Law Commission consults on offence of misconduct in public office

Some former News of the World journalists were charged with misconduct in public office. Photo: Stephanie Schaerer / Daily Mail /REX/Shutterstock
Some former News of the World journalists were charged with misconduct in public office.
Photo: Stephanie Schaerer / Daily Mail /REX/Shutterstock

Misconduct in public office, the criminal offence that has been used to prosecute journalists for paying public officials for information, is the subject of a new Law Commission consultation.

The consultation identifies several problems with the offence, which carries a maximum sentence of life imprisonment, namely that it is unclear who is considered a public office holder, and what the elements of the offence cover.

The consultation provides two options for replacing the current law, as well as an option to abolish the offence without creating a replacement.

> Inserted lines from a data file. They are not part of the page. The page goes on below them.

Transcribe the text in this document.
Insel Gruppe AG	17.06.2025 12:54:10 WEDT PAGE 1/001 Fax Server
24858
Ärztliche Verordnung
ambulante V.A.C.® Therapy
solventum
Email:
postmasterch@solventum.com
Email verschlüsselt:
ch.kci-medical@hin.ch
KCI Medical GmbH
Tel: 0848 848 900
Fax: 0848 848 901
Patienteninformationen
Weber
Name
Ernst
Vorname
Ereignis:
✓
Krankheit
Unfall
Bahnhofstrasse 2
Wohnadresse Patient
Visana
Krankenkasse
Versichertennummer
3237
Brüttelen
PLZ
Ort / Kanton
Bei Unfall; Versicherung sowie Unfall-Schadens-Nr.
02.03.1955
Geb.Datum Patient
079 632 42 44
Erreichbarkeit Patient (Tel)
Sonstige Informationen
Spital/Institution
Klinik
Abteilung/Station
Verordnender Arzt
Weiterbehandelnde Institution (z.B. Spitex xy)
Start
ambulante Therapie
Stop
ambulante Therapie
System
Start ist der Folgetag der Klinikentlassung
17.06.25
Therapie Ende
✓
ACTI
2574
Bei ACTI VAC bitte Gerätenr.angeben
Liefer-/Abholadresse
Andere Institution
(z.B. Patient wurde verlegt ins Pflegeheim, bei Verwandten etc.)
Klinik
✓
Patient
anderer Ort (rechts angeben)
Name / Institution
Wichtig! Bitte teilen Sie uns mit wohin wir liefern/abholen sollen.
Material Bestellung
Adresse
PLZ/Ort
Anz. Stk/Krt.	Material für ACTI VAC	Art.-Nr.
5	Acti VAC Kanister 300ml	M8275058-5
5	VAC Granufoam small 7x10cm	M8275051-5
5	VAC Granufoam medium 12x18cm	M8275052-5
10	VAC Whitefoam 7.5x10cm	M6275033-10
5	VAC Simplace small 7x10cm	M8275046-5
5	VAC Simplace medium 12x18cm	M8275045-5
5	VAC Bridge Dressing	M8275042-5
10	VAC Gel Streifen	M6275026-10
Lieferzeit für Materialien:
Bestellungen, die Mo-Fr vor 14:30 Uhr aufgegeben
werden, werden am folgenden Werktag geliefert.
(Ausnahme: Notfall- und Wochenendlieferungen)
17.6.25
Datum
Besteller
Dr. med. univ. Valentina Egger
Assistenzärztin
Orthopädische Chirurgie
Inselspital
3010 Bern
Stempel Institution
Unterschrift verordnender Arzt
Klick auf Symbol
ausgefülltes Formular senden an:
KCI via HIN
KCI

The first option would create an offence when a public office holder breaches a duty that causes risk of serious harm, such as injury or death.

The second option would create an offence when an individual abuses a public position to gain an improper benefit for themselves or another person.

David Ormerod QC, law commissioner for criminal law, said: “It is vital that the public have confidence in their public officials and in the legal framework that sets the boundaries of their conduct.

“The offence of misconduct in public office is increasingly being used to bring public officials to account but recent high-profile investigations and prosecutions have brought the problems with this offence into sharp focus.

“The existing law relating to misconduct in public office is unclear in a number of fundamental respects.

“There is urgent need for reform to bring clarity and certainty and ensure that public officials are appropriately held to account for misconduct committed in connection with their official duties.”

Operation Elveden, the investigation into inappropriate payments to police and public officials, resulted in the conviction of several police officers and public officials, and two journalists, for misconduct in public office. The conviction of one journalist is currently awaiting appeal.

Other convictions for misconduct in public office include cases where: police officers failed to respond to calls for help from a disabled man who was subsequently beaten to death; sexual assaults were committed by an on-duty police officer; and a council leader used insider information to purchase property.

The Law Commission notes that the number of prosecutions for the offence has risen considerably over the last 10 years.

“In general, where an employee is charged with or convicted of a criminal offence, the employer will need to consider carefully what impact the charge or conviction will have on the employee’s ability to do the job and on the organisation,” said Qian Mou, employment law editor at XpertHR.

“It would be helpful for employers of staff with public powers and duties to have this law clarified, as a charge under this offence would likely be intricately related to the individual’s employment.”

The Law Commission is a statutory independent body tasked with ensuring that the law is fair, modern, simple and cost effective. The consultation runs until 28 November 2016.